VATICAN CITY -- The Vatican told a group of breakaway traditionalists on Wednesday that they must accept some core church teachings if they want to be brought back into the fold of the Roman Catholic Church.

The Vatican's chief doctrinal official, Cardinal William Levada, met with the head of the Society of St. Pius X on Wednesday, the latest in Pope Benedict XVI's efforts to reconcile with the group opposed to the liberalizing reforms of the Second Vatican Council.

The Vatican said it handed over a "doctrinal preamble" listing core principles of church teaching and interpretation that must be accepted by the society. But it said specific issues about Vatican II could be left to "legitimate discussion."

A Vatican statement provided no further details.

The society was founded by the late ultraconservative Archbishop Marcel Lefebvre in 1969 and split from Rome over the interpretation of Vatican II's reforms, particularly those which revolutionized the church's relations with Jews and allowed for the celebration of Mass in the vernacular rather than Latin.

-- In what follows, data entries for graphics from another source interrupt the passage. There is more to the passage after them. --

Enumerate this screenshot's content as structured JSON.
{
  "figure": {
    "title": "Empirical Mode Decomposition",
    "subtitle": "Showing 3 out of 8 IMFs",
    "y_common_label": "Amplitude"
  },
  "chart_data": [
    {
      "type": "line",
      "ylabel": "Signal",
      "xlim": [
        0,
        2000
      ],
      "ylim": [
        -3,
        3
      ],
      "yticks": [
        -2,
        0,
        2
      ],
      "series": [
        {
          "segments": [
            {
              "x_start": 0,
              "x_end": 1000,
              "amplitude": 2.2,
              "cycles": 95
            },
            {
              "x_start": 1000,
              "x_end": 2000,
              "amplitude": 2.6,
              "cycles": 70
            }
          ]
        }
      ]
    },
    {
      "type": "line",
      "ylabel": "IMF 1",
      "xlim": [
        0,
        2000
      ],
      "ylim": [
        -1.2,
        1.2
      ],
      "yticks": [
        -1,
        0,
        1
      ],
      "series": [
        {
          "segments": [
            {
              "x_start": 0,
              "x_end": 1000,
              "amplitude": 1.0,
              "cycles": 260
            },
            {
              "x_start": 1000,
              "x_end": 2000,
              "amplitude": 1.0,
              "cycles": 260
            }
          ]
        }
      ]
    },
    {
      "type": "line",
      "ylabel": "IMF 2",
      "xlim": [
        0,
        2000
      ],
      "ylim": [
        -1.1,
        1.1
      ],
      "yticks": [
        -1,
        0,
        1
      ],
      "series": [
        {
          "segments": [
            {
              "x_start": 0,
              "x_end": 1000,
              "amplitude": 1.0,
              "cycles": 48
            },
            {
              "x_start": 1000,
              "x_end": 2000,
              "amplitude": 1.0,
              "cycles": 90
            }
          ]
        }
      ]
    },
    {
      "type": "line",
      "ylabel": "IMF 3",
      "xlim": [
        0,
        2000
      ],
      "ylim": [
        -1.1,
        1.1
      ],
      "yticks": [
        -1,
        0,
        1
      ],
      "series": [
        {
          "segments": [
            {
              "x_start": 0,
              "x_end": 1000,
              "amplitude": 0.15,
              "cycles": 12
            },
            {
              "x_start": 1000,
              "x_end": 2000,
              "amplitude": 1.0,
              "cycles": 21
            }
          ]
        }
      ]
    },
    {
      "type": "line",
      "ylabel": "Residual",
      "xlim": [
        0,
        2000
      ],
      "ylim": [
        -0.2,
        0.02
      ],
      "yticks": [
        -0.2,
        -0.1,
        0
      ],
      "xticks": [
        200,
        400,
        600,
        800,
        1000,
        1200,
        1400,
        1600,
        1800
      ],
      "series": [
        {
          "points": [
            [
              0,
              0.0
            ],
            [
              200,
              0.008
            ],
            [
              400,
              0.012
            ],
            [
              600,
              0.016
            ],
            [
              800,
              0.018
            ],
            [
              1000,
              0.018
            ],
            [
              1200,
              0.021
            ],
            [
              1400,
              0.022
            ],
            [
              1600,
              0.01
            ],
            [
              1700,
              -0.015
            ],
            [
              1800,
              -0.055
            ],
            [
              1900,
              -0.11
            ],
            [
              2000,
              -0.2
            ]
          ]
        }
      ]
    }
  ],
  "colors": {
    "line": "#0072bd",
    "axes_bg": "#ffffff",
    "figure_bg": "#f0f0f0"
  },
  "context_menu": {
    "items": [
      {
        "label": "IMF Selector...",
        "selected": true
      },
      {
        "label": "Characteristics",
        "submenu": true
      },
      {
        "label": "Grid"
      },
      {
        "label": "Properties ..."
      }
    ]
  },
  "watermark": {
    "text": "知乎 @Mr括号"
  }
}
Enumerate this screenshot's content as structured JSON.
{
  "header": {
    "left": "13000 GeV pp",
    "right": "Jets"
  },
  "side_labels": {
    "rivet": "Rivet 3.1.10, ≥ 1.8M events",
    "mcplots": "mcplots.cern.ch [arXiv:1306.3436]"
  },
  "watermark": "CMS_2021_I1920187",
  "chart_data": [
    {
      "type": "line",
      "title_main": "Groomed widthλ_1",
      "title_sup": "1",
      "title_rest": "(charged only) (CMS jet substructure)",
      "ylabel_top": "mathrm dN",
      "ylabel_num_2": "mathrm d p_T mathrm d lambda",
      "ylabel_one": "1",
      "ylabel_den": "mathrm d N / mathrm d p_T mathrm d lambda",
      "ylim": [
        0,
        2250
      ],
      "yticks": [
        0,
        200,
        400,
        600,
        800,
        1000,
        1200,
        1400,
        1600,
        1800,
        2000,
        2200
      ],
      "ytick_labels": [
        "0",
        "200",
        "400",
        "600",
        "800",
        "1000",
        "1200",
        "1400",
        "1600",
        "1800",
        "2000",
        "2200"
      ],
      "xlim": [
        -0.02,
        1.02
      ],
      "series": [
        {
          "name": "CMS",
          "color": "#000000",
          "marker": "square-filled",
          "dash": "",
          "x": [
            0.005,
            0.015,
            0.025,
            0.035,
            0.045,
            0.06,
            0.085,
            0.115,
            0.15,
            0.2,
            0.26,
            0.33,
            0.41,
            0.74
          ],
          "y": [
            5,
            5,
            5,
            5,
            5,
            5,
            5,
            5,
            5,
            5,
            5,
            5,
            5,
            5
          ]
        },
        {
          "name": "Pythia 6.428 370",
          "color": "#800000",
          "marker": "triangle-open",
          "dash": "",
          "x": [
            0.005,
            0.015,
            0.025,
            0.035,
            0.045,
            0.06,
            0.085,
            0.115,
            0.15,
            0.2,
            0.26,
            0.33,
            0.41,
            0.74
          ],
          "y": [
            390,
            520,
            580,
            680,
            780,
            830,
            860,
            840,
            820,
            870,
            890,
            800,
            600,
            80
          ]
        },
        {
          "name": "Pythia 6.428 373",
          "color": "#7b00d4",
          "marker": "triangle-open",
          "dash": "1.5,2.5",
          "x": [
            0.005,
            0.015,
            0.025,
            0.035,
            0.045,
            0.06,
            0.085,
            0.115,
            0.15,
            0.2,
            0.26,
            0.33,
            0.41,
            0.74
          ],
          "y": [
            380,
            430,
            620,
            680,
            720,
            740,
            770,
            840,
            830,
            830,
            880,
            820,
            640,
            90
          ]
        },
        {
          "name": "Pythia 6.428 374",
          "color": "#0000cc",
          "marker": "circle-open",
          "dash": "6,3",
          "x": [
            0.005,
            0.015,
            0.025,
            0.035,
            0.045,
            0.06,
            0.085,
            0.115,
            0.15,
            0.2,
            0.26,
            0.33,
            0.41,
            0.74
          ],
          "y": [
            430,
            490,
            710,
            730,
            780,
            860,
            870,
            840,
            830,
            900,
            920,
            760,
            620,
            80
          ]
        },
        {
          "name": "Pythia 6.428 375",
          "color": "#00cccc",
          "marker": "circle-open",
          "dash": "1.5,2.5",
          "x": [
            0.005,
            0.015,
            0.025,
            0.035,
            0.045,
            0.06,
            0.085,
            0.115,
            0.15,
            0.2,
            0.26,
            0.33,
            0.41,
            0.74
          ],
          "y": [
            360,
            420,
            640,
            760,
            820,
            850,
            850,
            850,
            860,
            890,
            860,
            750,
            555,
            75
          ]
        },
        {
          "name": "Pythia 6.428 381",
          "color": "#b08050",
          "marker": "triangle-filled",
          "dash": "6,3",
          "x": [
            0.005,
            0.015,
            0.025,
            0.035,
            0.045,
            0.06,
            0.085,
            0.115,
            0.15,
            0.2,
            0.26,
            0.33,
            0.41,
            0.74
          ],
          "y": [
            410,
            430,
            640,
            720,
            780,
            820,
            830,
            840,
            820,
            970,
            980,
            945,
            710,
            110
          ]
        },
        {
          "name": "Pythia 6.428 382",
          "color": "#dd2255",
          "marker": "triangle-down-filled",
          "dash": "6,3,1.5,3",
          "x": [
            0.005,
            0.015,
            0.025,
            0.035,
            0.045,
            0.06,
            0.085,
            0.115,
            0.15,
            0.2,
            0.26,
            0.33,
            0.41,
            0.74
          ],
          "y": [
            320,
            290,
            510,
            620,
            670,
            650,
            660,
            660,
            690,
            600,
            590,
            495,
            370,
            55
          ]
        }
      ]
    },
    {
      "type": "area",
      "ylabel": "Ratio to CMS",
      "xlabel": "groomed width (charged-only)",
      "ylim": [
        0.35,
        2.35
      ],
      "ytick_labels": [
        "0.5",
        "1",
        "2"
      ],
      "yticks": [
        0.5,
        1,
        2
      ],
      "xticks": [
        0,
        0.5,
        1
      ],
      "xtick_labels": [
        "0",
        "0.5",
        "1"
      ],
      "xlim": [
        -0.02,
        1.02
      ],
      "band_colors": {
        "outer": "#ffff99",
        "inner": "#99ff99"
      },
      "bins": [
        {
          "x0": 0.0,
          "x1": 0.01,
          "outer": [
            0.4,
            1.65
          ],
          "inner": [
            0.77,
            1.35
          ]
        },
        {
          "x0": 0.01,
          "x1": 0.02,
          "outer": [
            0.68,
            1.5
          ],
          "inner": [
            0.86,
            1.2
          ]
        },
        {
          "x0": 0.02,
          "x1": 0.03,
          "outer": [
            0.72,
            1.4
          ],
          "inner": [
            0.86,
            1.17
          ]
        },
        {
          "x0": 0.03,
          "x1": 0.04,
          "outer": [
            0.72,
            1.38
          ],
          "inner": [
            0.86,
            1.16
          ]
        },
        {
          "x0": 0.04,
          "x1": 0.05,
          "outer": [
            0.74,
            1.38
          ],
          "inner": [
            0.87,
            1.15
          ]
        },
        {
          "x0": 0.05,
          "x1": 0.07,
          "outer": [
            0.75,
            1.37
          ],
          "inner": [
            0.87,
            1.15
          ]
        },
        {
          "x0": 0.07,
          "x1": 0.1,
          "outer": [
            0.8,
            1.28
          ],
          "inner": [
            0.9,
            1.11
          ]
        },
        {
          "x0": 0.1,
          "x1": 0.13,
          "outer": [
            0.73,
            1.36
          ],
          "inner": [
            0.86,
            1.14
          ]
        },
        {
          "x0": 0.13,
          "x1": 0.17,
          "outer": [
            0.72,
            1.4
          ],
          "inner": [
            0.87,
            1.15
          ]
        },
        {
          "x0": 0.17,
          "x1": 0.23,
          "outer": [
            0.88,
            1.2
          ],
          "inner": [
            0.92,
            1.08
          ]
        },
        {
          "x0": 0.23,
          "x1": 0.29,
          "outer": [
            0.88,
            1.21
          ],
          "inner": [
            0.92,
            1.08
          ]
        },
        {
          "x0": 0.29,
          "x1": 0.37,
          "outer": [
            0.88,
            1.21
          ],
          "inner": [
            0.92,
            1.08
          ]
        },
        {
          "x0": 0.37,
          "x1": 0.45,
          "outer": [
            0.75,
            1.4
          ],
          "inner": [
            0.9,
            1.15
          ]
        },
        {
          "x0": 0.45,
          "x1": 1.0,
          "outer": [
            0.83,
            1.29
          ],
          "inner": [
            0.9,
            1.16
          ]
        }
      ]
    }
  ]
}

In 1988, the Vatican excommunicated Lefebvre and four of his bishops after he consecrated them without papal consent.

Despite concerns from liberal Catholics, Benedict has made clear from the start of his pontificate that he wanted to reintegrate the group back into the Vatican's fold, meeting within months of his election with the current head of the society, Bishop Bernard Fellay.

In 2007, Benedict answered one of Fellay's key demands by relaxing restrictions on celebrating the Latin Mass. Two years later, he lifted the excommunication of the four bishops, including that of a Holocaust denier whose rehabilitation sparked outrage among Jews and Catholics alike.

In the years since, the Vatican and the society met eight times to try to work out the theological and doctrinal differences that separated them in a bid to fully reintegrate the society's members into the church. Those talks led to Wednesday's set of mimimal requirements issued by the Vatican.

The Holy See has previously insisted that the society's members must "fully recognize" Vatican II as well as the teachings of all the popes who came after it, if they want to be fully reintegrated into the Church.

The society says it is upholding true Catholic tradition by rejecting elements of Vatican II's teachings, and says the Church's current problems, including a shortage of priests, are a direct result of the 1962-65 meetings.